Intercultural Communication Advice for an NGO Healthcare Worker in Japan
If your friend joins an NGO doing healthcare work in Japan, success requires cultural humility and adapting to high-context, indirect communication. Japanese interactions prioritize harmony (wa), saving face, and hierarchy qualities that can clash with direct Western styles.

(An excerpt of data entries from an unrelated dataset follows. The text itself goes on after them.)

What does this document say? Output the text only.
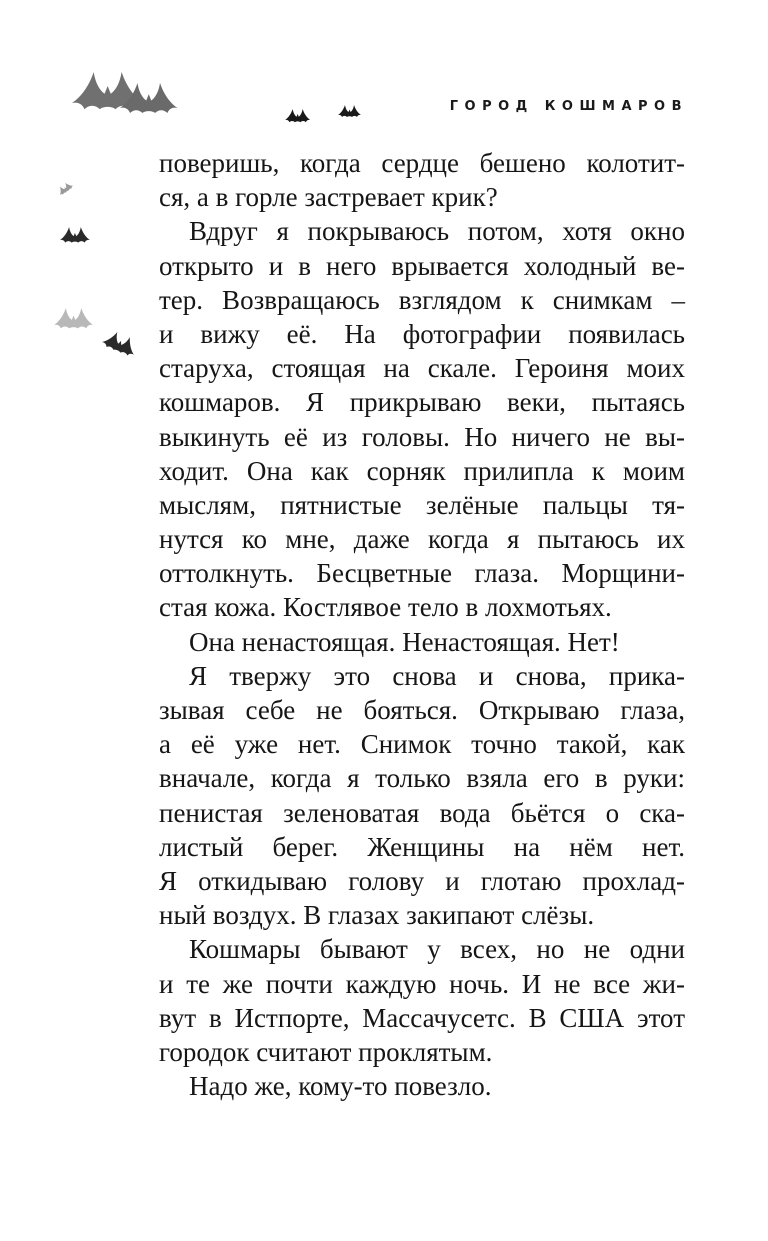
ГОРОД КОШМАРОВ
поверишь, когда сердце бешено колотит-
ся, а в горле застревает крик?
Вдруг я покрываюсь потом, хотя окно
открыто и в него врывается холодный ве-
тер. Возвращаюсь взглядом к снимкам –
и вижу её. На фотографии появилась
старуха, стоящая на скале. Героиня моих
кошмаров. Я прикрываю веки, пытаясь
выкинуть её из головы. Но ничего не вы-
ходит. Она как сорняк прилипла к моим
мыслям, пятнистые зелёные пальцы тя-
нутся ко мне, даже когда я пытаюсь их
оттолкнуть. Бесцветные глаза. Морщини-
стая кожа. Костлявое тело в лохмотьях.
Она ненастоящая. Ненастоящая. Нет!
Я твержу это снова и снова, прика-
зывая себе не бояться. Открываю глаза,
а её уже нет. Снимок точно такой, как
вначале, когда я только взяла его в руки:
пенистая зеленоватая вода бьётся о ска-
листый берег. Женщины на нём нет.
Я откидываю голову и глотаю прохлад-
ный воздух. В глазах закипают слёзы.
Кошмары бывают у всех, но не одни
и те же почти каждую ночь. И не все жи-
вут в Истпорте, Массачусетс. В США этот
городок считают проклятым.
Надо же, кому-то повезло.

With patients: Listen more than you speak. Silence usually signals thoughtful processing, not disagreement. Avoid blunt bad news (“You have X months left”); frame it gently (“Treatment options are challenging, but let’s explore what supports you best”). Ask open questions about traditional practices, “Are you using any Kampo or home remedies we should coordinate with?” and involve family, as decisions are often collective. Respect modesty (draping, same-gender providers when possible) and use “Easy Japanese” (simple vocabulary, short sentences) or visuals if there are language barriers. Build trust slowly through small talk about the weather or family before clinical topics. Never rush.
With co-workers: Observe hierarchy, address seniors formally, and use nemawashi (private pre-discussion) before group meetings to gain buy-in. Public criticism embarrasses everyone, so offer feedback privately and positively. Show humility by asking questions rather than assuming expertise; phrases like “I’m still learning, what are your thoughts?” go far. Non-verbals also matter: bow slightly when greeting, maintain soft eye contact, and mirror a calm demeanor.
Overall, start with observation: watch how local staff interact, and consider basic Japanese phrases or cultural training. Frame your role as collaborative, not corrective.